To compare this with other libraries, think that like zlib will usually not be
able to compress text shorter than 100 bytes.

Compression Examples
--------------------

* <code>'This is a small string'</code> compressed by 50%
* <code>'foobar'</code> compressed by 34%
* <code>'the end'</code> compressed by 58%
* <code>'not-a-g00d-Exampl333'</code> enlarged by 15%
* <code>'Smaz is a simple compression library'</code> compressed by 39%
* <code>'Nothing is more difficult, and therefore more precious, than to be able to decide'</code> compressed by 49%
* <code>'this is an example of what works very well with smaz'</code> compressed by 49%
* <code>'1000 numbers 2000 will 10 20 30 compress very little'</code> compressed by 10%

In general, lowercase English will work very well. It will suck with a lot
of numbers inside the strings. Other languages are compressed pretty well too,
the following is Italian, not very similar to English but still compressible
by smaz:

* <code>'Nel mezzo del cammin di nostra vita, mi ritrovai in una selva oscura'</code> compressed by 33%
* <code>'Mi illumino di immenso'</code> compressed by 37%
* <code>'L'autore di questa libreria vive in Sicilia'</code> compressed by 28%

It can compress URLS pretty well:

* <code>'http://google.com'</code> compressed by 59%
* <code>'http://programming.reddit.com'</code> compressed by 52%
* <code>'http://github.com/antirez/smaz/tree/master'</code> compressed by 46%

Usage
-----

**Compression:**

The compression function is:

```cpp
int smaz_compress(struct SmazBranch *trie, char *in, int inlen, char *out, int outlen);
```

This compresses the buffer 'in' of length 'inlen' and put the compressed data into
'out' of max length 'outlen' bytes. If the output buffer is too short to hold
the whole compressed string, outlen+1 is returned. Otherwise the length of the
compressed string (less then or equal to outlen) is returned.

The first parameter is the lookup trie used for compression. The default one can be generated with:

```cpp
struct SmazBranch *smaz_build_trie();
```

Alternatively, you can provide a custom codebook with:

```cpp
struct SmazBranch *smaz_build_custom_trie(char *codebook[254]);
```

*Note:* If you are using a custom codebook, be sure not to have any entries exceeding
11 characters in length.

The original reference implementation of Smaz compression is included for testing
and benchmarking comparison purposes:

```cpp
int smaz_compress_ref(char *in, int inlen, char *out, int outlen);
```

**Decompression:**

To decompress with the default codebook:

```cpp
int smaz_decompress(char *in, int inlen, char *out, int outlen);
```

Or if you are using a custom codebook:

```cpp
int smaz_decompress_custom(char *cb[254], char *in, int inlen, char *out, int outlen);
```

These decompress the buffer 'in' of length 'inlen' and put the decompressed data into
'out' of max length 'outlen' bytes. If the output buffer is too short to hold
the whole decompressed string, outlen+1 is returned. Otherwise the length of the
compressed string (less then or equal to outlen) is returned. This function will
not automatically put a null-term at the end of the string if the original
compressed string didn't included a nulterm.

smaz_test
---------

smaz_test.c contains some simple tests and comparitive benchmarks between the reference
implementation and the trie implementation.

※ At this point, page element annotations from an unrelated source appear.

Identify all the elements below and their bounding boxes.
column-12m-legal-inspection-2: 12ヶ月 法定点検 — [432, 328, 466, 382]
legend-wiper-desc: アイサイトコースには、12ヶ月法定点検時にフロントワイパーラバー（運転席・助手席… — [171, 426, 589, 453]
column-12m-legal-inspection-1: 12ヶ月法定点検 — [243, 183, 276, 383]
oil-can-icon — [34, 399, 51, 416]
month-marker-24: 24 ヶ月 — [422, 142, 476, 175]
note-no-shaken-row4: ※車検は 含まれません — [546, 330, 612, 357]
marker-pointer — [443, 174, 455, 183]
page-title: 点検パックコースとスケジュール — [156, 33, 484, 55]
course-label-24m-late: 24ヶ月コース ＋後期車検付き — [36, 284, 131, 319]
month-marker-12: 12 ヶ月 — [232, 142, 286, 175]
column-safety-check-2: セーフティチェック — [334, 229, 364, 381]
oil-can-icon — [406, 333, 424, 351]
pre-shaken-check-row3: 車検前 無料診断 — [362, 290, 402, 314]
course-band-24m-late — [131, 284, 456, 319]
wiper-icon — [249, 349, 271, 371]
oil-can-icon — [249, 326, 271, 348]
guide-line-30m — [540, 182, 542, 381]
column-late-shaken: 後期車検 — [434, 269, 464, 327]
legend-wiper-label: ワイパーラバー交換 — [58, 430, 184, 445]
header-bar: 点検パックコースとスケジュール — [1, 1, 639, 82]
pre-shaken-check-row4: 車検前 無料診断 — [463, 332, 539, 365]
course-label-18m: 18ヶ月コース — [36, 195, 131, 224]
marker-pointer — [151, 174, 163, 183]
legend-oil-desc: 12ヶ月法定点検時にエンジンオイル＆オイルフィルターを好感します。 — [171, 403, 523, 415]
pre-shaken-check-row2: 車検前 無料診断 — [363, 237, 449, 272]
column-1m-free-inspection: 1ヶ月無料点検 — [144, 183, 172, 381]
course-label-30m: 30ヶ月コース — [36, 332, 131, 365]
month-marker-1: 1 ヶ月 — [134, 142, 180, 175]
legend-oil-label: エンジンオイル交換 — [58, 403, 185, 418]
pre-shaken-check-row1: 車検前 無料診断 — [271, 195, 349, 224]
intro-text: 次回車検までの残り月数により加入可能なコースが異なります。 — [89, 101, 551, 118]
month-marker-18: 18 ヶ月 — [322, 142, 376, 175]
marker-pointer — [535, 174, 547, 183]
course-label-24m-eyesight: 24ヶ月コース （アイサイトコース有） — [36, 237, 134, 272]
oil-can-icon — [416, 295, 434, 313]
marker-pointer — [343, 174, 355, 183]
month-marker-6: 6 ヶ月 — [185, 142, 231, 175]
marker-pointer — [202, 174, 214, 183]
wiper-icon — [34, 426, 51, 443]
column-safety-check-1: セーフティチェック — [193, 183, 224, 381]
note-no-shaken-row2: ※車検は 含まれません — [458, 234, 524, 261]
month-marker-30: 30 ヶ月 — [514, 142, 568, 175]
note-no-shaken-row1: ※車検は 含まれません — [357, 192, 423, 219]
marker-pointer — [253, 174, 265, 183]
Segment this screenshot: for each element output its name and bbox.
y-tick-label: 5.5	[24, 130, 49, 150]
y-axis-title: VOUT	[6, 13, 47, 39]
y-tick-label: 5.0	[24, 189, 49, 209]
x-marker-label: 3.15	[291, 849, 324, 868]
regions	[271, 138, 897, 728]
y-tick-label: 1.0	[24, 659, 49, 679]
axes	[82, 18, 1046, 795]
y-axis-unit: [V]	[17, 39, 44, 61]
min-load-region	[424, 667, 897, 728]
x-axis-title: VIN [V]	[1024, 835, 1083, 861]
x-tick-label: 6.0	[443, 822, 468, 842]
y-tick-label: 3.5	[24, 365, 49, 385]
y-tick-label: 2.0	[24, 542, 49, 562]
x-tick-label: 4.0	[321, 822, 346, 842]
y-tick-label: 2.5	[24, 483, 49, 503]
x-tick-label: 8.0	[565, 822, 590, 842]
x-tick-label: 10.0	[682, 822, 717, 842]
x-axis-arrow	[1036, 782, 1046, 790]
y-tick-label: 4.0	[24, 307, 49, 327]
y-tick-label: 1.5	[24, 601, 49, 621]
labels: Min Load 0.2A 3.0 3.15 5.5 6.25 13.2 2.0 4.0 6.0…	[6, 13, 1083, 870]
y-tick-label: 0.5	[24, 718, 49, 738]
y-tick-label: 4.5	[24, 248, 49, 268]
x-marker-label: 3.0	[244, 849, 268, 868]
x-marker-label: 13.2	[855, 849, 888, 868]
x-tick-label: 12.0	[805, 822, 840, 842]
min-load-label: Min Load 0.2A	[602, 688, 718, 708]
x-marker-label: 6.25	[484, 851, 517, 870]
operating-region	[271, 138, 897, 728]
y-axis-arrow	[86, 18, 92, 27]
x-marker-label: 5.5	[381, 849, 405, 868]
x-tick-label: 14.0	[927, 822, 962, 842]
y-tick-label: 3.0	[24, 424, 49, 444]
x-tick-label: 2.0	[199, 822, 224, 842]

The provided makefile should take care compilation. Running the tests will take up
about a gig of RAM, as some tests pre-generate large numbers of strings.


Trie speed improvement
----------------------

These are just some rough numbers generated by my machine.

For very compressible data, the new implementation appears ~2.2x faster than the
reference implementation.

Basic english strings should see something around a ~2.6x speed improvement.

For random textual strings you can get somewhere around a 4.9x speed increase.


Credits
-------

Smaz was written by Salvatore Sanfilippo and is released under the 3 clause BSD license.
Check the COPYING file for more information.

Trie-based implementation by Richard Johnson, released under the same BSD license.